Real Madrid Singkirkan Chelsea, Carlo Ancelotti Singgung Keajaiban

Ancelotti mengakui pertandingan lawan Chelsea bukan hal mudah.

Husna Rahmayunita

Pelatih Real Madrid, Carlo Ancelotti (AFP)
Pelatih Real Madrid, Carlo Ancelotti (AFP)

Bolatimes.com - Pelatih Real Madrid Carlo Ancelotti dibuat lega setelah anak asuhnya menyingkiarkan Chelsea dan Liga Champions. Real Madrid menang degan agregat 5-4 setelah melakoni laga pamungkas di Bernebeu, Rabu (13/4/2022) dini hari. 

Ancelotti mengakui pertandingan lawan Chelsea bukan hal mudah. Kemenangan dengan agregat 5-4 yang mereka capai ini terjadi lima pekan setelah Real Madrid bangkit dari ketinggalan dua gol dalam pertandingan melawan Paris St Germain (PSG) di babak 16 besar.

Pada pertandingan semalam, Chelsea unggul lebih dahulu hingga membuat Real Madrid ketinggalan dua gol. Tapi kemudian, anak asuhnya berhasil membalikkan keadaan.
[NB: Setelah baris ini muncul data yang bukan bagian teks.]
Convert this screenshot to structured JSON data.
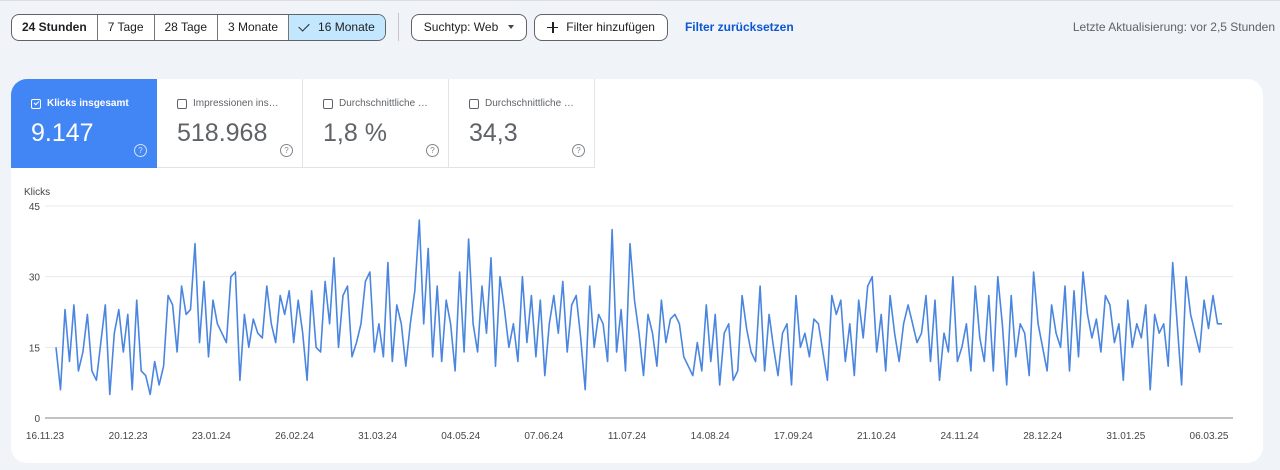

"Semakin menderita, semakin bahagia saya,” kata Ancelotti dalam konferensi pers seperti dikutip Reuters.

"Namun banyak penderitaan dalam laga ini. Kami tertinggal 0-2 (melawan Chelsea) tapi saya yakin kami tak pantas mengalaminya karena tim bermain bagus sekali. Kami tak terburu-buru mencetak gol, kami tak membutuhkan itu, tetapi bagi saya saat mereka mencetak gol kedua, mereka tak pantas mendapatkannya."

Ancelotti memuji pemain Real Madrid karena tak mau menyerah, bahkan setelah tertinggal 0-3 ketika waktu tinggal 15 menit lagi sebelum Rodrygo menyamakan kedudukan menjadi 4-4 secara agregat untuk memaksa perpanjangan waktu di mana Karim Benzema membuat gol penentu dari sundulan.

Baginya, ada kejaiban yang terjadi pada pertandingan semalam, ketika Real Madrid menang di kandang sendiri.

"Kami menang karena kami punya energi untuk memastikan laga ini tetap hidup. Para pemain tampil berani dan menghadapi laga ini bak pejuang," kata Ancelotti.

"Pertandingan memang sulit, kami sudah tahu itu, tetapi ternyata lebih rumit lagi. Setelah gol kedua mereka, tim kami mengalami penurunan psikologis, tetapi keajaiban stadion ini banyak membantu pemain dan tim untuk tak mau menyerah."

Lebih lanjut, Ancelotti mengaku perlu menenangkan diri dan mengevaluasi tim untuk memahami apa yang sebenarnya terjadi.

Dia memuji daya juang Chelsea dan menyebut timnya tertekan lebih dari biasanya karena kehilangan bek terbaik Eder Militao yang diskors selain karena menderita cedera lutut.

"Kami harus bangga kepada apa yang kami lakukan, kami memainkan babak 16 besar yang berat melawan PSG, kini melawan juara bertahan Chelsea dalam perempat final untuk lolos ke semifinal, jadi saya tak bisa lebih bahagia lagi," pungkasnya seperti dikutip dari Antara.